There are things I like better about MoO2 than MoO1. Race design is at the top of that list, obviously. In MoO1 you can't design your own race--you simply pick from a list of races, each of which generally has one unique advantage. Psilons get a bonus to research. Meklar can control 2 extra factories per person (a huge advantage). Alkari get a bonus to ship defense. Bulrathi get a bonus to ground combat. Etc. Clearly the MoO2 system is a lot better than that!
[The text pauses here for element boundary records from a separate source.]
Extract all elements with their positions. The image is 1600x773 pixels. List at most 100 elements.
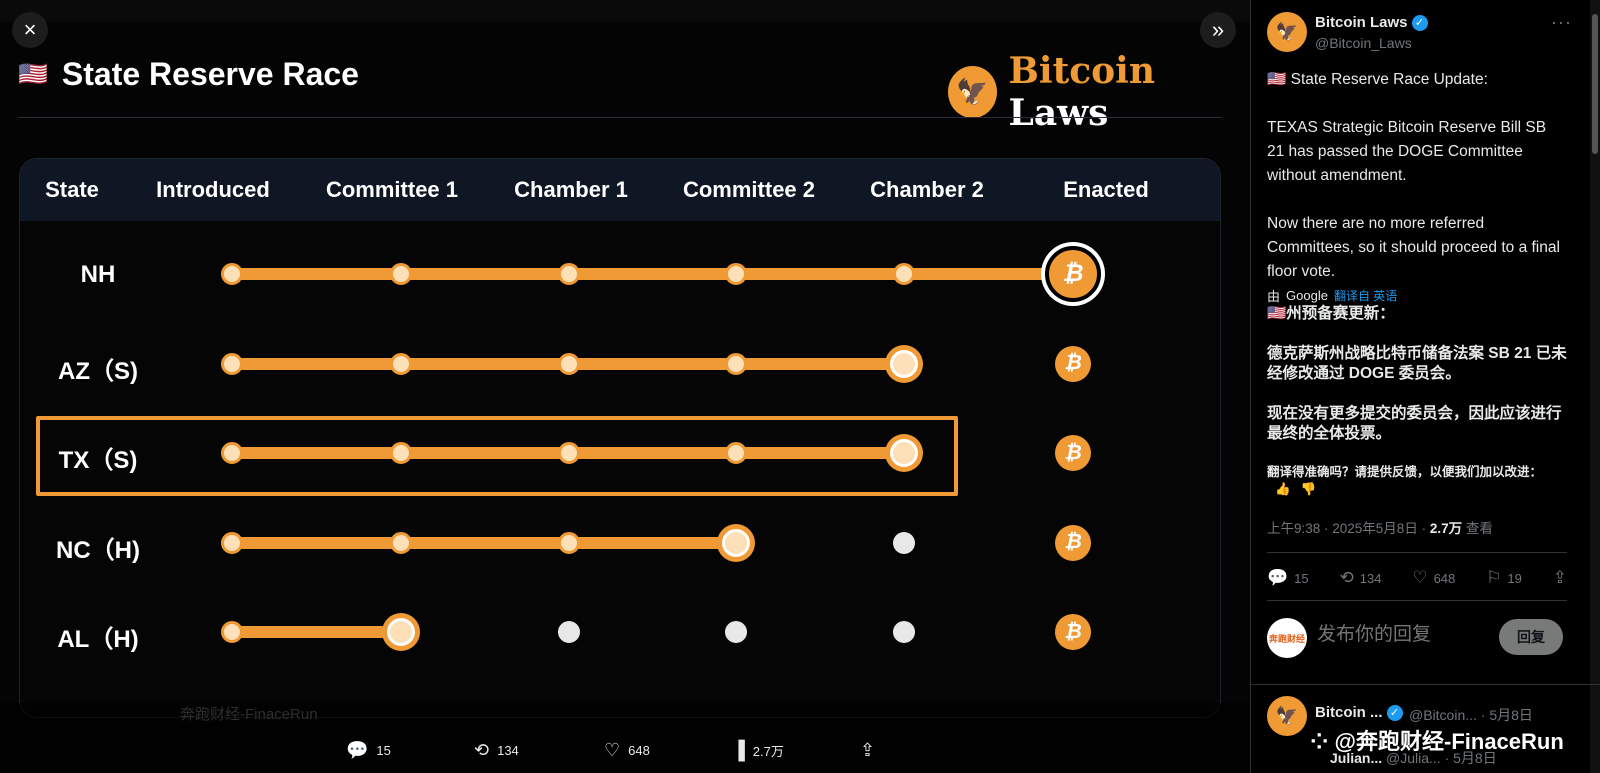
brand-text-bitcoin: Bitcoin [1008,50,1156,92]
progress-track [232,536,736,549]
current-user-avatar[interactable]: 奔跑财经 [1267,618,1307,658]
table-header: State Introduced Committee 1 Chamber 1 Commi… [20,159,1220,221]
reply-submit-button[interactable]: 回复 [1499,619,1563,655]
viewer-like-button[interactable]: ♡ 648 [604,740,650,761]
feedback-text: 翻译得准确吗？请提供反馈，以便我们加以改进： [1267,465,1543,479]
title-divider [18,117,1222,118]
stage-dot [725,352,747,375]
next-tweet-author[interactable]: Bitcoin ... ✓ [1315,704,1403,721]
translated-prefix: 由 [1267,289,1281,304]
bitcoin-icon: ₿ [1055,345,1091,382]
bookmark-icon: ⚐ [1486,568,1502,587]
column-header-committee-1: Committee 1 [325,177,459,202]
stage-dot [221,352,243,375]
author-handle[interactable]: @Bitcoin_Laws [1315,35,1412,51]
stage-dot [221,263,243,285]
stage-dot [887,346,921,381]
column-header-introduced: Introduced [156,177,270,202]
more-options-icon[interactable]: ··· [1551,12,1572,32]
next-tweet-avatar[interactable]: 🦅 [1267,696,1307,736]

Another advantage to MoO2 is that there is more detail to space combat than in MoO1. MoO2 lets you have star bases (instead of just stacks of planetary missile bases, as in MoO1). Shields work differently in MoO2: they have hitpoints, and gradually heal from damage. In MoO1, shields simply reduce damage you take. A class II deflector shield subtracts two points of damage from any given attack, for example. In MoO2 you can add modifications to your beam weapons and missiles. Heavy mount! Auto fire! Armor piercing! ECCM! MIRV! This isn't the case with MoO1's beam weapons or missiles.
In MoO1, you're only allowed three ship specials per ship. In MoO2 you're allowed nine. I'm not sure which is better--MoO1's system forces you to choose and to think, which is a good thing. But MoO2's system can also force you to choose and think, at least if you're going against a human player. Against the AI you needn't bother: just use your standard late-game design and you'll be fine.
Overall, MoO1 is a much better designed game than MoO2. But MoO2 largely makes up for this with its increased level of depth and richness. Both games are a lot of fun to play, and I've spent a lot of hours with both. MoO1 represents a *much* better learning opportunity for future game design. Better to take a good game design, such as MoO1's, and to add depth and richness, than to take a deeply flawed game design, such as the MoO2/Civ model, and to try to fix it.